We all went out to lunch at Gabriel's in Uptown Kingston, and I didn't make the mistake of ordering the burrito, the only thing I've ever ordered there (and which tastes like a half-dried bottle of Elmer's Glue-All). Instead I had the falafel wrap, which was delicious. Unfortunately, though, by this point I was experiencing an unexpectedly bad red wine hangover. Red wine (mostly Yellow Tail Cabernet Sauvignon followed by something Gretchen found delicious) was all I'd had last night. I hadn't even gotten all that drunk, but for some reason (perhaps because of how infrequently I drink these days), the hangover today ended up being one of the worst I've ever had. It wasn't even that it was an especially physical hangover; the headache was mild-to-nonexistent and there were no gastrointestinal effects (aside from the toxic cloud that accompanied this morning's numero dos). But after eating that falafel wrap today I sat back in my chair and suffered through a couple minutes of debilitating purely-psychological hangover symptoms. Such symptoms are difficult to describe since, like dreams, they transcended the normal human logical/narrative system. Suffice it to say that I found myself capable of simultaneously holding two contradictory opinions on things. I also felt that I was thinking my way through something of an idea minefield, and that it might be possible to kill myself simply by having the wrong thought. (I guess now I know what it's like to be Roman Catholic.) If someone were to try to talk to me during the peak of these feelings, I think it would have been difficult for me to formulate a logical sentence.

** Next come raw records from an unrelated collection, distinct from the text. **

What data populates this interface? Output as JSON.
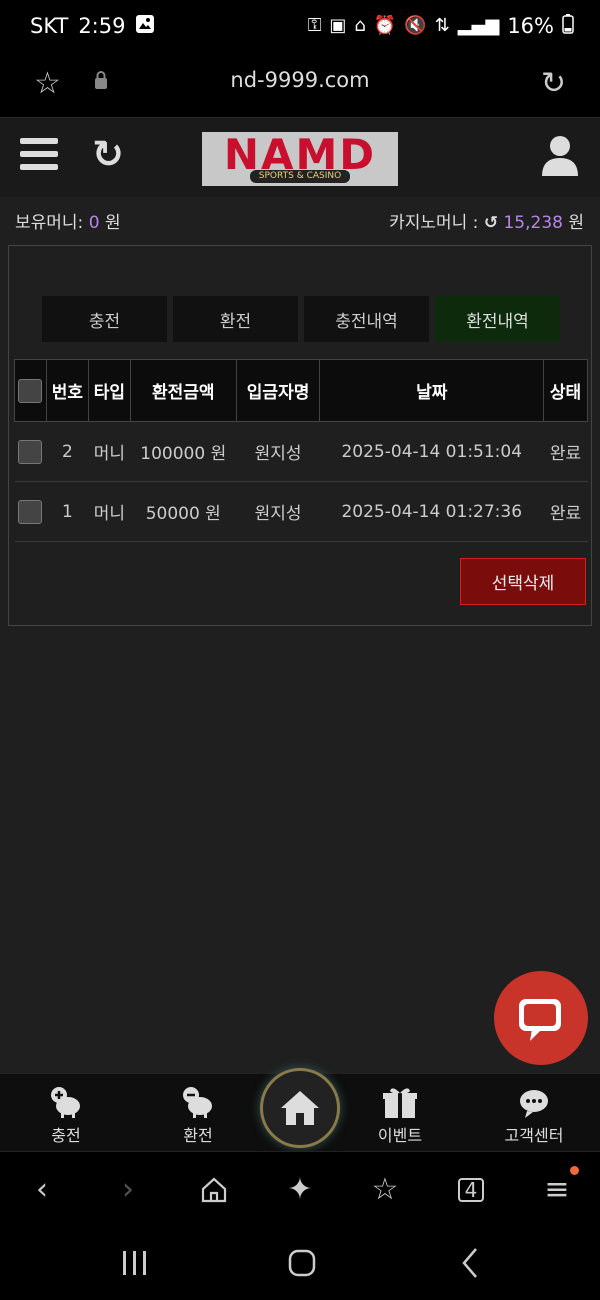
{
  "status_bar": {
    "carrier": "SKT",
    "time": "2:59",
    "battery": "16%"
  },
  "browser": {
    "url": "nd-9999.com",
    "tab_count": "4"
  },
  "site": {
    "logo_text": "NAMD",
    "logo_sub": "SPORTS & CASINO"
  },
  "balance": {
    "money_label": "보유머니:",
    "money_value": "0",
    "money_unit": "원",
    "casino_label": "카지노머니 :",
    "casino_value": "15,238",
    "casino_unit": "원"
  },
  "tabs": [
    {
      "label": "충전",
      "active": false
    },
    {
      "label": "환전",
      "active": false
    },
    {
      "label": "충전내역",
      "active": false
    },
    {
      "label": "환전내역",
      "active": true
    }
  ],
  "table": {
    "headers": [
      "번호",
      "타입",
      "환전금액",
      "입금자명",
      "날짜",
      "상태"
    ],
    "rows": [
      {
        "no": "2",
        "type": "머니",
        "amount": "100000 원",
        "name": "원지성",
        "date": "2025-04-14 01:51:04",
        "status": "완료"
      },
      {
        "no": "1",
        "type": "머니",
        "amount": "50000 원",
        "name": "원지성",
        "date": "2025-04-14 01:27:36",
        "status": "완료"
      }
    ]
  },
  "delete_button": "선택삭제",
  "bottom_nav": [
    {
      "label": "충전"
    },
    {
      "label": "환전"
    },
    {
      "label": "이벤트"
    },
    {
      "label": "고객센터"
    }
  ],
  "colors": {
    "accent_purple": "#b785e8",
    "delete_red": "#7a0c0c",
    "active_tab": "#0d2a0d",
    "chat_red": "#c8342a"
  }
}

As we left Gabriel's, the weather was so pleasant that one of the customers had decided to sit at an outdoor table. This is not a normal possibility in Upstate New York in late December. "What a great idea," Gretchen said to the woman at the outdoor table, adding, "Not that it's a good thing; we're probably all going to Hell." The woman nodded her head in agreement and chuckled.

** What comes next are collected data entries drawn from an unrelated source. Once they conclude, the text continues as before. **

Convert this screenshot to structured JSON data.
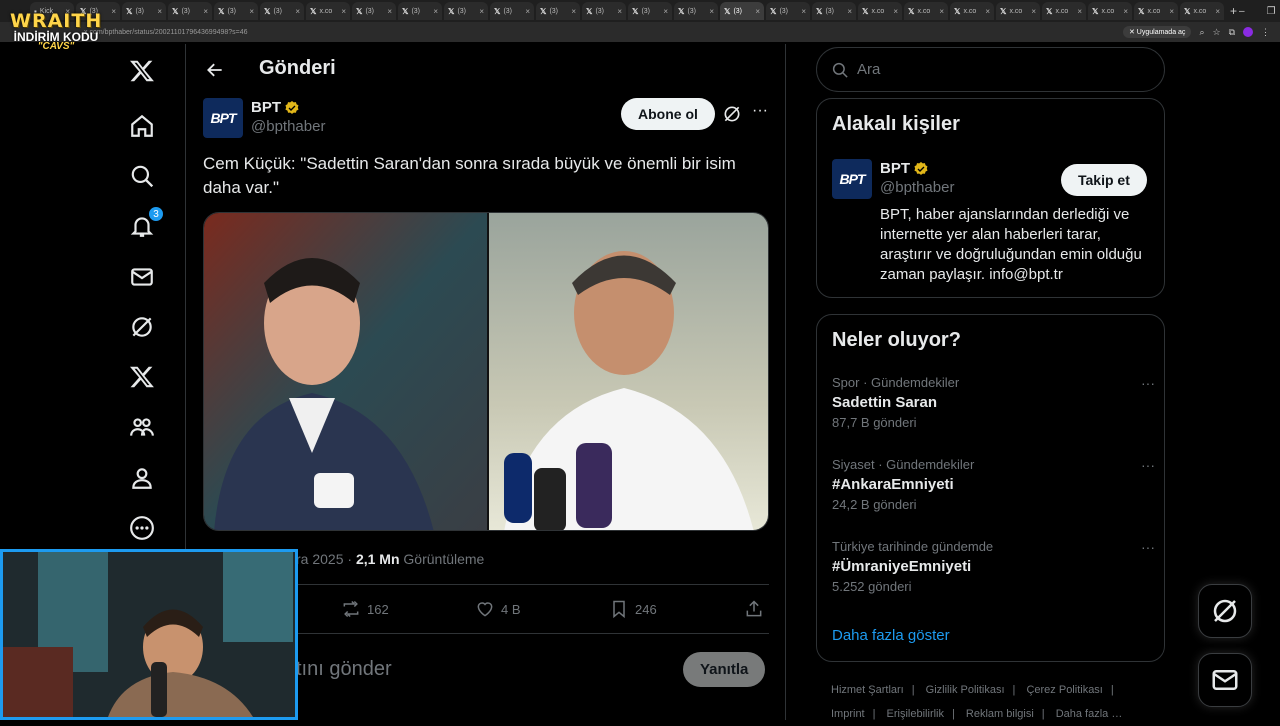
{
  "browser": {
    "tabs": [
      {
        "title": "Kick"
      },
      {
        "title": "(3)"
      },
      {
        "title": "(3)"
      },
      {
        "title": "(3)"
      },
      {
        "title": "(3)"
      },
      {
        "title": "(3)"
      },
      {
        "title": "x.co"
      },
      {
        "title": "(3)"
      },
      {
        "title": "(3)"
      },
      {
        "title": "(3)"
      },
      {
        "title": "(3)"
      },
      {
        "title": "(3)"
      },
      {
        "title": "(3)"
      },
      {
        "title": "(3)"
      },
      {
        "title": "(3)"
      },
      {
        "title": "(3)"
      },
      {
        "title": "(3)"
      },
      {
        "title": "(3)"
      },
      {
        "title": "x.co"
      },
      {
        "title": "x.co"
      },
      {
        "title": "x.co"
      },
      {
        "title": "x.co"
      },
      {
        "title": "x.co"
      },
      {
        "title": "x.co"
      },
      {
        "title": "x.co"
      },
      {
        "title": "x.co"
      }
    ],
    "url": "x.com/bpthaber/status/2002110179643699498?s=46",
    "app_install_label": "Uygulamada aç"
  },
  "overlay": {
    "line1": "WRAITH",
    "line2": "İNDİRİM KODU",
    "line3": "\"CAVS\""
  },
  "sidebar": {
    "notification_count": "3"
  },
  "header": {
    "title": "Gönderi"
  },
  "post": {
    "author_name": "BPT",
    "author_handle": "@bpthaber",
    "avatar_text": "BPT",
    "subscribe_label": "Abone ol",
    "text": "Cem Küçük: \"Sadettin Saran'dan sonra sırada büyük ve önemli bir isim daha var.\"",
    "date_partial": "ra 2025",
    "views_count": "2,1 Mn",
    "views_label": "Görüntüleme",
    "reposts": "162",
    "likes": "4 B",
    "bookmarks": "246",
    "reply_placeholder": "tını gönder",
    "reply_button": "Yanıtla"
  },
  "search": {
    "placeholder": "Ara"
  },
  "related": {
    "title": "Alakalı kişiler",
    "name": "BPT",
    "handle": "@bpthaber",
    "bio": "BPT, haber ajanslarından derlediği ve internette yer alan haberleri tarar, araştırır ve doğruluğundan emin olduğu zaman paylaşır. info@bpt.tr",
    "follow_label": "Takip et"
  },
  "trends": {
    "title": "Neler oluyor?",
    "items": [
      {
        "category": "Spor · Gündemdekiler",
        "name": "Sadettin Saran",
        "count": "87,7 B gönderi"
      },
      {
        "category": "Siyaset · Gündemdekiler",
        "name": "#AnkaraEmniyeti",
        "count": "24,2 B gönderi"
      },
      {
        "category": "Türkiye tarihinde gündemde",
        "name": "#ÜmraniyeEmniyeti",
        "count": "5.252 gönderi"
      }
    ],
    "show_more": "Daha fazla göster"
  },
  "footer": {
    "links": [
      "Hizmet Şartları",
      "Gizlilik Politikası",
      "Çerez Politikası",
      "Imprint",
      "Erişilebilirlik",
      "Reklam bilgisi",
      "Daha fazla …"
    ]
  },
  "colors": {
    "accent": "#1d9bf0",
    "background": "#000000",
    "verified": "#e2b719"
  }
}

I'd recovered by the time we went on a brief walk through Uptown followed by a shopping spree at Kencos (out where Hurley Mountain Road meets Route 28). I noticed for the first time today that Kenco has a large photovoltaic array on its roof, but (due to an non-fortuitous roof alignment and the presence a low ridge to the south) the array faces mostly eastward.

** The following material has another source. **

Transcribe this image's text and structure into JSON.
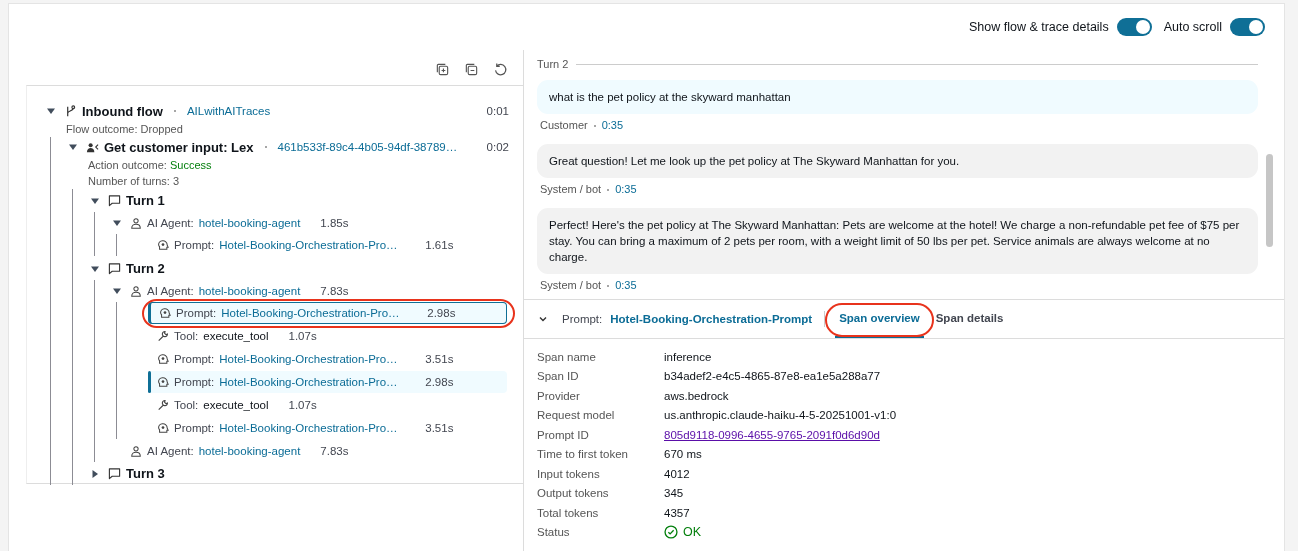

Later this evening, long after our houseguests had set out for their ultimate Upstate destination, I found my hangover coming back to bite me a second time. Interestingly, though, it seemed to be giving me as many abilities as it was taking away. While I experienced unpleasant anxiety and a lack of motivation, I found myself unusually absorbed by scientific content in Wikipedia. I read and re-read passages from the articles about super novas, white dwarfs, and (strangely) neodymium, trying as best as I could to understand what outward force causes super novas to explode instead of collapsing quietly into neutron stars. I've never found a satisfactory explanation for the explosive force and tonight was no different, but I'm a little closer to understanding than I have been in the past.
While I found the scientific stuff so engaging that I stopped obsessing about my hangover symptoms, later when I tried to read material at, it proved unusually difficult to follow. It was as if my brain at that moment could only accept scientific information.